UNA NUOVA CULTURA FINANZIARIA
Prima che la tragedia giuridicofinanziaria delle banche venete assumesse la latitudine che è oggi sotto gli occhi di tutti, uno dei refrain maggiormente ricorrenti tra gli addetti ai lavori – e dunque proprio all’interno degli ambienti che cominciavano ad avvertire gli scricchiolii prima del crollo – era il seguente: c’è bisogno di maggiore educazione finanziaria.
Concetto bon à tout faire, a tutto voler concedere; se non decisamente ambiguo.
Sì, perché, se si invoca la necessità di una più robusta educazione finanziaria per evidenziare le lacune formative e informative ampiamente diffuse nel tessuto sociale di questa parte del paese, si parla di una cosa seria: e allora si tratta di affrontarla con un progetto mirato, su molti livelli, dalle scuole alle Università, fino alle professioni giuridicoeconomiche.
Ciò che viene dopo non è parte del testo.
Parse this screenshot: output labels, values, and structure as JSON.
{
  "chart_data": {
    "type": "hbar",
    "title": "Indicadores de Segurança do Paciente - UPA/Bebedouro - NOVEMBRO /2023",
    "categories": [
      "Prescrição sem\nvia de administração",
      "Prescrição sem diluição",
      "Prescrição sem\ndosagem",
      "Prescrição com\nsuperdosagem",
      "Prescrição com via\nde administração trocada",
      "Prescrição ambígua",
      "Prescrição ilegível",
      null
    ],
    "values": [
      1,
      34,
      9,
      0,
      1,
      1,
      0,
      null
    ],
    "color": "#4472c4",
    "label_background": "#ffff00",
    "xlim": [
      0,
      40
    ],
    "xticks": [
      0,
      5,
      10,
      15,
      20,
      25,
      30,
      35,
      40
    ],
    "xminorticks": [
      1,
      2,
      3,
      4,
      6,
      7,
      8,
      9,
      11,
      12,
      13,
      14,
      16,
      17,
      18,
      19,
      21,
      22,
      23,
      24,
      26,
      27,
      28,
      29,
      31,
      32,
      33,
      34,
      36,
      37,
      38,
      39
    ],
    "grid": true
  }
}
Se invece si fa leva sull’educazione finanziaria per addossare le colpe della tragedia ai risparmiatori, magari arrivando a sostenere che in definitiva quest’ultimi sarebbero rimasti puniti per essersi cimentati in un giochino di cui non avevano il controllo, allora si finirebbe per oltraggiare gravemente la stessa verità dei fatti.
Oggi, man mano che le responsabilità dell’accaduto vanno emergendo – dalle sedi processuali fino alla Commissione parlamentare – v’è un maggior pudore nel battere ancora il tasto dell’educazione finanziaria.
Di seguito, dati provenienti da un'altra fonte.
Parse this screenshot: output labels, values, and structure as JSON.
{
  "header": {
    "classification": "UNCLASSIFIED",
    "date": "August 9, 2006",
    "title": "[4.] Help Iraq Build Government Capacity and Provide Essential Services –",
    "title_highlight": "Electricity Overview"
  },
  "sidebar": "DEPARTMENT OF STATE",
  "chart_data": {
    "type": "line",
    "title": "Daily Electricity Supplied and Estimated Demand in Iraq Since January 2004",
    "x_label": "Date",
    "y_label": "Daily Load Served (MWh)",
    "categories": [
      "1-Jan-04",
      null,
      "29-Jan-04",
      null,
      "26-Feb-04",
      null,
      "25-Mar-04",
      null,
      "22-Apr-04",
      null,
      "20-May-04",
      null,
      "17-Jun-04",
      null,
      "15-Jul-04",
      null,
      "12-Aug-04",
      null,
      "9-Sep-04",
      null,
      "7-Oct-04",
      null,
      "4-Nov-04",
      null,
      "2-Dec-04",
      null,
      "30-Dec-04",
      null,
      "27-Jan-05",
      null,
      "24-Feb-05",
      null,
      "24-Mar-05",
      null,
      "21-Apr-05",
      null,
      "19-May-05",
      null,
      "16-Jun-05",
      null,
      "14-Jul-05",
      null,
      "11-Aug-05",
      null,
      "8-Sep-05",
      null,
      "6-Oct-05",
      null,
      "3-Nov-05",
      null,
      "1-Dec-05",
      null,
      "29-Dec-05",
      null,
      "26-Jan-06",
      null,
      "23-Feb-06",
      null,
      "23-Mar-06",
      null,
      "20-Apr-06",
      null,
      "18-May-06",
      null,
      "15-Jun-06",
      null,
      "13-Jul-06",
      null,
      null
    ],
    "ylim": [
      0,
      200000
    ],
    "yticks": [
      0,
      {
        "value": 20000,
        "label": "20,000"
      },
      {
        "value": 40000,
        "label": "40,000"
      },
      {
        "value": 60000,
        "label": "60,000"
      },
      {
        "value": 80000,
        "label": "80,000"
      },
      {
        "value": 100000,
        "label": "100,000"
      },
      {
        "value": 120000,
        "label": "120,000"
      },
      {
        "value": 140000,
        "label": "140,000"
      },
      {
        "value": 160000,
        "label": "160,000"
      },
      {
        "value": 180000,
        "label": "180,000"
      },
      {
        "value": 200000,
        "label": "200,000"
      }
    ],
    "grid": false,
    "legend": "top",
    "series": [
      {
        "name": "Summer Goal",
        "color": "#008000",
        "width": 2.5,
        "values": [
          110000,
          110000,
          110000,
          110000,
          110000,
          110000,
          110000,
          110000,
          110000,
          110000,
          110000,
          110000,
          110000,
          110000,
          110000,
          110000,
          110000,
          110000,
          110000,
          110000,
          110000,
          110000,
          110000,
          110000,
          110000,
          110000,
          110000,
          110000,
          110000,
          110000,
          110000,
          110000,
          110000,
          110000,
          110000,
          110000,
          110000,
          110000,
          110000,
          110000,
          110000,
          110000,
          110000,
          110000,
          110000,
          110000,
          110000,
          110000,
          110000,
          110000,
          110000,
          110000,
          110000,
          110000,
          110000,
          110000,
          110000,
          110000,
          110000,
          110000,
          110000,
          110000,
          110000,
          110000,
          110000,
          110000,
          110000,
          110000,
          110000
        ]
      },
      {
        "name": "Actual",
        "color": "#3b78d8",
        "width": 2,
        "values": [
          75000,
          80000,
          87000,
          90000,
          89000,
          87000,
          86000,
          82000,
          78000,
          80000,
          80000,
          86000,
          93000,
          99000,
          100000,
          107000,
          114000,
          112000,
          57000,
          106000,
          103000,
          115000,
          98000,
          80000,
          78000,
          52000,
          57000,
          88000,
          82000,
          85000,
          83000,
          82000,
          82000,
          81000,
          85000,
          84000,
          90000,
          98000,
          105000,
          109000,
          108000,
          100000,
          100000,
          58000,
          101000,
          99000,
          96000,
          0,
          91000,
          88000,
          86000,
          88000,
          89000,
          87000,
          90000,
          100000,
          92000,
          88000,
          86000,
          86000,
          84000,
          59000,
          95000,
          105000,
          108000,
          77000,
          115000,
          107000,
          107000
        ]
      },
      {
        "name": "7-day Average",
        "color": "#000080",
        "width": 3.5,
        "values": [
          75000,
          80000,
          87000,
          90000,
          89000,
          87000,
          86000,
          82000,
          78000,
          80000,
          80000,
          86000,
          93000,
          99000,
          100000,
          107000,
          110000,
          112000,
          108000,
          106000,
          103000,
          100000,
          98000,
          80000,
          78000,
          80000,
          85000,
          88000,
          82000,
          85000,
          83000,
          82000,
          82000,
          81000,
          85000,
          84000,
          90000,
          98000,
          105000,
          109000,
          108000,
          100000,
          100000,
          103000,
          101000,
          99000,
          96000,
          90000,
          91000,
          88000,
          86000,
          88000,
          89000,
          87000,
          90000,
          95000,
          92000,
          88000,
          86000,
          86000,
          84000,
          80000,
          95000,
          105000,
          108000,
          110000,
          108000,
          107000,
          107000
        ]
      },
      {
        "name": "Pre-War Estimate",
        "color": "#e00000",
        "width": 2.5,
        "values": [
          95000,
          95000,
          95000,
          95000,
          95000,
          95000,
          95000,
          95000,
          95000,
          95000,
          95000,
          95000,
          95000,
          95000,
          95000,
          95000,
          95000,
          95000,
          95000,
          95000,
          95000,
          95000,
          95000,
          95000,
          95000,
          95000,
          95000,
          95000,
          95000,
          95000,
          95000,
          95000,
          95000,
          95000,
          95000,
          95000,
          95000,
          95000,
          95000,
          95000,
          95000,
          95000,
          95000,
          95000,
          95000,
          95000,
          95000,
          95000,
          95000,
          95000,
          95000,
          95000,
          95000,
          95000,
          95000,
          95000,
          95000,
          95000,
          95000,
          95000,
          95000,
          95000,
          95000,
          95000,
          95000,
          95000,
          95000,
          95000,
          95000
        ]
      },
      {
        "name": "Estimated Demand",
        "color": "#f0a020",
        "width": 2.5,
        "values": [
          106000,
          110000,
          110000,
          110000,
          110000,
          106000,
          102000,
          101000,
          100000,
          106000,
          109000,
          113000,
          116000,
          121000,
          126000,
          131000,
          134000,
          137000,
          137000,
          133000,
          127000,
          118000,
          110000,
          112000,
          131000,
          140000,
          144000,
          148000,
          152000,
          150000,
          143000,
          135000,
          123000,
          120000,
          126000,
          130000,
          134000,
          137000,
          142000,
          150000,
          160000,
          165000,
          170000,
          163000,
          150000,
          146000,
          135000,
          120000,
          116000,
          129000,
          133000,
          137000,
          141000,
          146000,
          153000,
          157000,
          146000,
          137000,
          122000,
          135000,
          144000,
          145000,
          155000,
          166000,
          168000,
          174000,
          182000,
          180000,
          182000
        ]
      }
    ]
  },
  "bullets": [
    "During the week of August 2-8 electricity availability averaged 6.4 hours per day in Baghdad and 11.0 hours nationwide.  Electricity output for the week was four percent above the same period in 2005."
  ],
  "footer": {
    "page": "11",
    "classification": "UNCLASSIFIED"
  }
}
Invece, proprio mentre si stanno decidendo le sorti dei primi modesti rimborsi previsti (ma ancora nulla si sa di quel che troveremo scritto nel tanto atteso decreto attuativo), pare a me che sia il momento di portare all’attenzione il problema dell’educazione finanziaria, però in termini corretti e nella sua interezza.
Mi spiego meglio: è opportuno parlare di educazione finanziaria, ma non certo perché qualcuno se ne faccia scudo, bensì come impegno per una nuova progettazione.
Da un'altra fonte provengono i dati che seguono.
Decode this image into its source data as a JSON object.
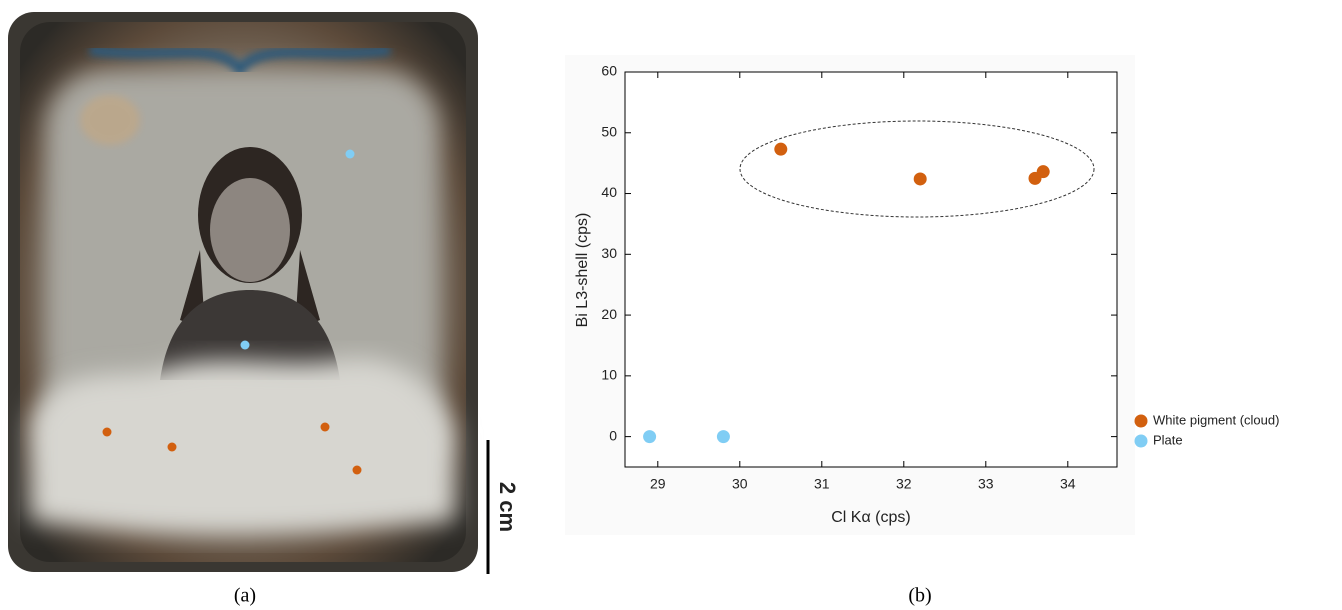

Ancor più chiaramente: mentre ancora per molti anni a venire saremo destinati a udire i colpi di una guerra legale che senza dubbio lascerà cicatrici profonde (i processi penali, le procedure di liquidazione delle banche, le azioni nei confronti delle società di revisione e molto altro), da qualche parte si dovrà pur tentare di mettere in opera uno sforzo di ricostruzione, dopo le macerie; e nessuna ricostruzione potrà essere tentata se non partendo da un investimento nella cultura finanziaria di questo territorio.
Una riprogettazione a tutto tondo: per un verso, occorre che l’investitore sappia bene quel che fa, non accontentandosi di fidarsi di «ciò che dice l’amico»; ma anche, per altro verso, è necessario che l’intera filiera dell’investimento sia presidiata da chi conosce le regole e le sa maneggiare con cura.
La prima azione concreta potrebbe essere allora quella di promuovere un tavolo a livello di macroregione nordestina per comprendere quali siano le linee di sviluppo che i maggiori attori territoriali intendono seguire per i prossimi anni.
Di sicuro emergeranno linee che vanno ben oltre la dimensione locale, bensì intercettano traiettorie che passano per Milano, Francoforte, Londra e molti altri luoghi. Non entro qui nel merito, ma fondamentale sarebbe almeno acquisire consapevolezza della necessità di una forte e piena interconnessione con i più significativi poli nazionali e internazionali. Proprio in questo scenario, cosa potrà dire il Nordest? Se questa è la cornice di significato, davvero assume allora un valore preciso – e diventa urgente – un nuovo discorso incentrato su una non malintesa educazione finanziaria.